Sur le coup, le géant texan a refusé et s’est même montré un peu arrogant. Alors, comment Solmax a-t-elle réussi son coup de circuit ? La PME y est allée d’une autre stratégie. Elle a constaté que les actifs d’une usine voisine de GSE Environmental, l’entreprise Brawler, étaient en liquidation. « Nos partenaires financiers nous ont d’abord aidés à effectuer cette acquisition en mars 2017 », raconte M. Côté, qui sera également présent lors de la conférence Financement PME. 

Dès le mois de juin, les lignes de production, qui ont été complètement rénovées, étaient remises en marche. « En démarrant une activité industrielle dans le bastion de GSE, qui tirait la grande partie de ses profits au sein du marché texan, nous avons réussi à changer la dynamique de la négociation.
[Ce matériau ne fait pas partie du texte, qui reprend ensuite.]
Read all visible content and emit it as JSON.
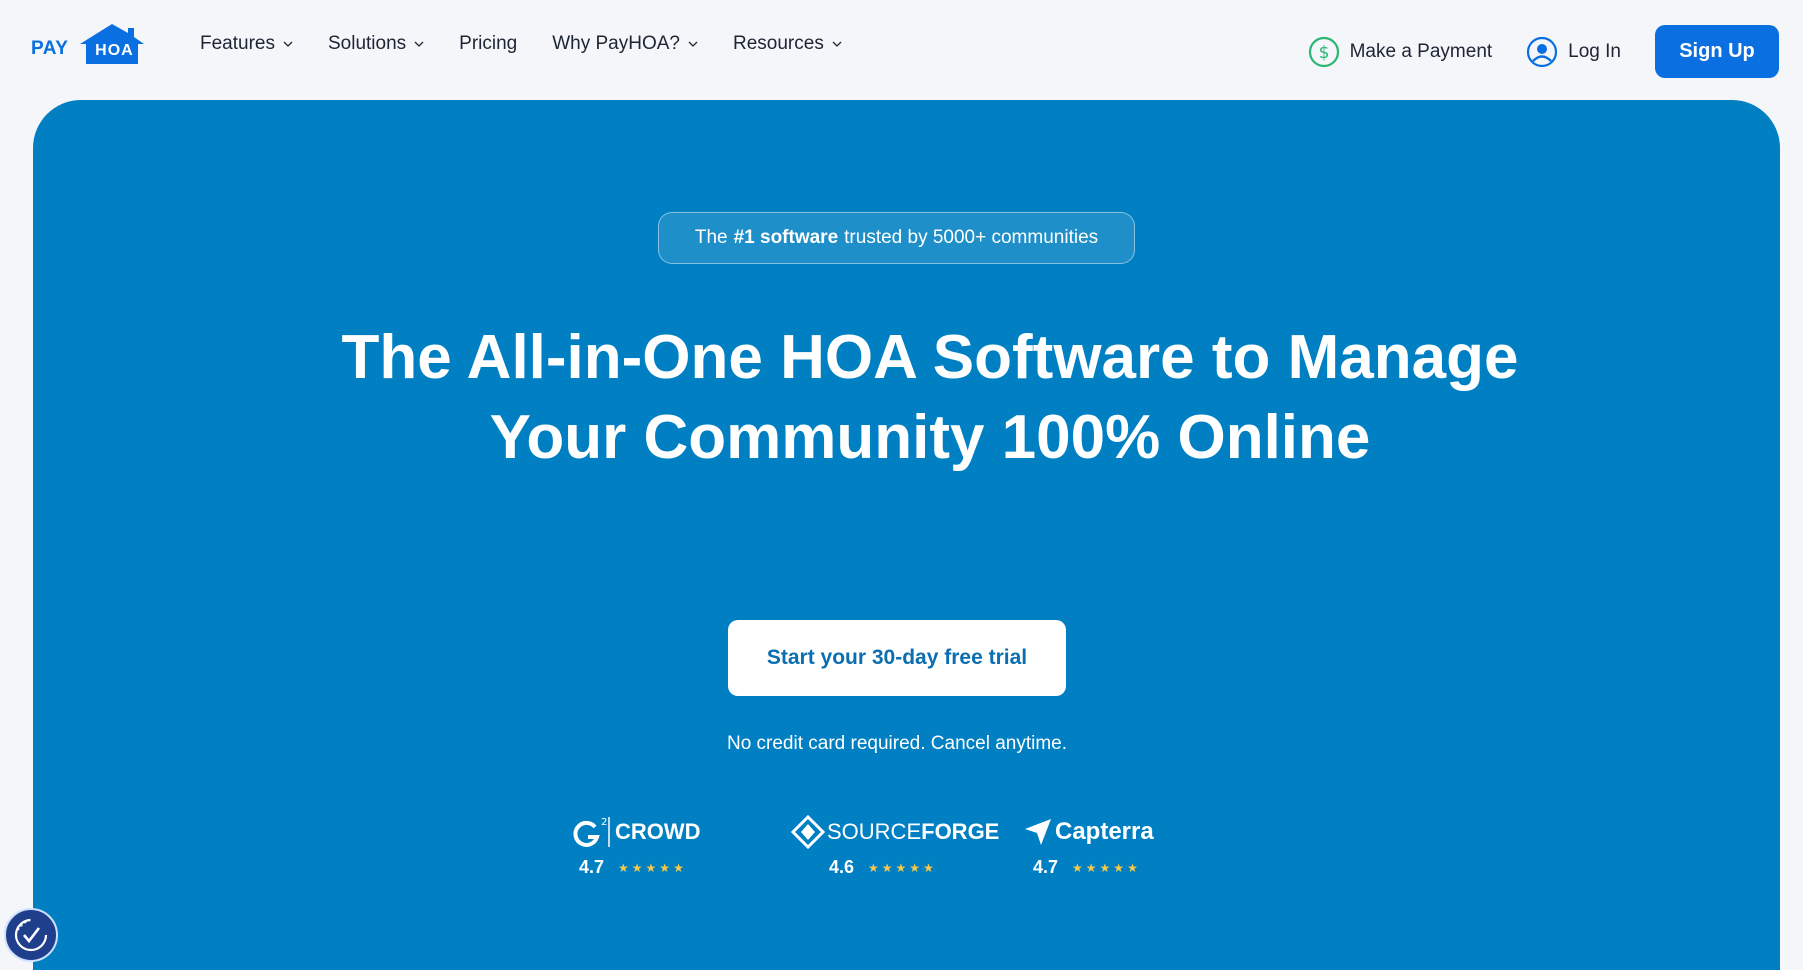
{
  "logo": {
    "pay": "PAY",
    "hoa": "HOA"
  },
  "nav": {
    "items": [
      {
        "label": "Features",
        "dropdown": true
      },
      {
        "label": "Solutions",
        "dropdown": true
      },
      {
        "label": "Pricing",
        "dropdown": false
      },
      {
        "label": "Why PayHOA?",
        "dropdown": true
      },
      {
        "label": "Resources",
        "dropdown": true
      }
    ]
  },
  "header_right": {
    "payment_label": "Make a Payment",
    "login_label": "Log In",
    "signup_label": "Sign Up"
  },
  "hero": {
    "pill_before": "The",
    "pill_bold": "#1 software",
    "pill_after": "trusted by 5000+ communities",
    "headline": "The All-in-One HOA Software to Manage Your Community 100% Online",
    "cta_label": "Start your 30-day free trial",
    "subtext": "No credit card required. Cancel anytime."
  },
  "ratings": [
    {
      "brand": "CROWD",
      "score": "4.7",
      "stars": "★★★★★"
    },
    {
      "brand_a": "SOURCE",
      "brand_b": "FORGE",
      "score": "4.6",
      "stars": "★★★★★"
    },
    {
      "brand": "Capterra",
      "score": "4.7",
      "stars": "★★★★★"
    }
  ],
  "colors": {
    "brand_blue": "#0a6fe0",
    "hero_blue": "#0080c3",
    "star": "#f7c948",
    "payment_green": "#2bb673"
  },
  "icons": [
    "dollar-circle-icon",
    "user-circle-icon",
    "chevron-down-icon",
    "g2-logo-icon",
    "sourceforge-logo-icon",
    "capterra-logo-icon",
    "accessibility-icon"
  ]
}
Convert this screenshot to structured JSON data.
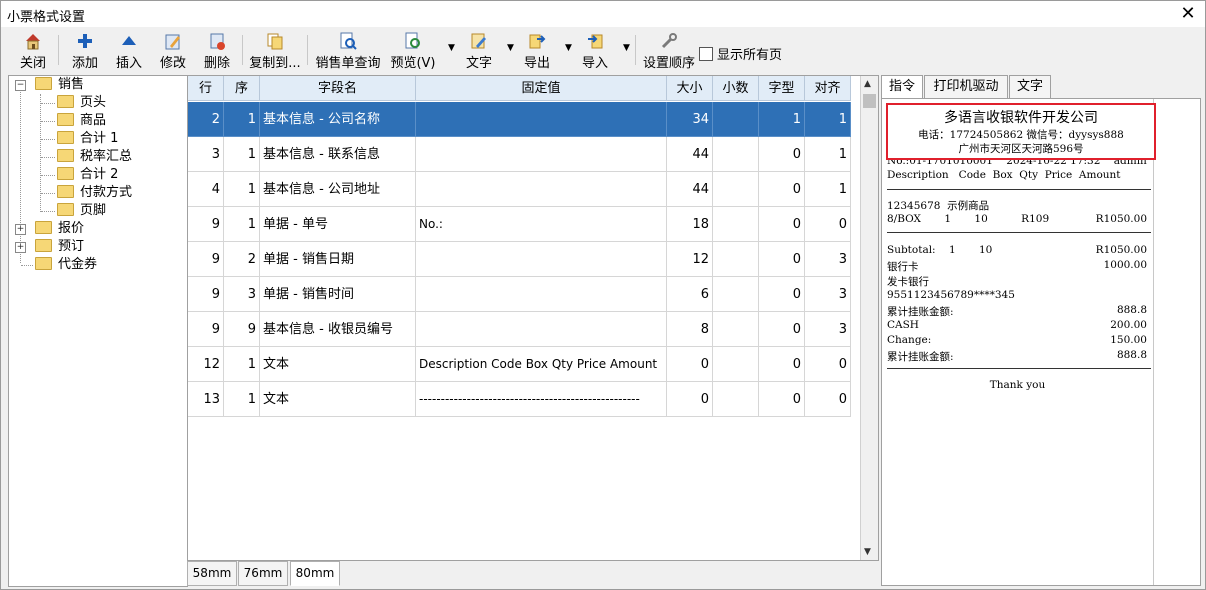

Ce qui a convaincu les détenteurs de GSE Environmental de nous vendre finalement l’entreprise », rapporte le fondateur de Solmax.

Choisir le bon partenaire financier

Il va de soi qu’une bonne connaissance de l’écosystème du financement au Québec permet d’éviter les frustrations et le découragement. « Ça ne sert à rien d’aller frapper à des portes tous azimuts. Une PME a davantage de chance de récolter de l’aide financière si elle aborde des investisseurs qui recherchent le type de projet qu’elle veut faire financer. En somme, la PME augmente ses chances d’obtenir du financement si elle cible des investisseurs qui correspondent à ses activités d’affaires, à sa croissance et à sa situation actuelle », avise fortement François Gilbert. En général, précise-t-il, le nombre de prospects en investissement se situe entre trois et quatre.

Enfin, autre conseil : les entrepreneurs qui veulent garder la mainmise sur leurs décisions et sur les activités de leur PME ont malheureusement tout intérêt à passer leur tour. « Un partenariat financier suppose que l’entrepreneur dilue ses parts de propriété. Ce qui implique que l’investisseur participe aux décisions. Raison d’ailleurs pour laquelle les investisseurs ne cherchent pas qu’à s’associer à une entreprise. Ils recherchent d’abord une relation de confiance avec l’entrepreneur », conclut M. Gilbert.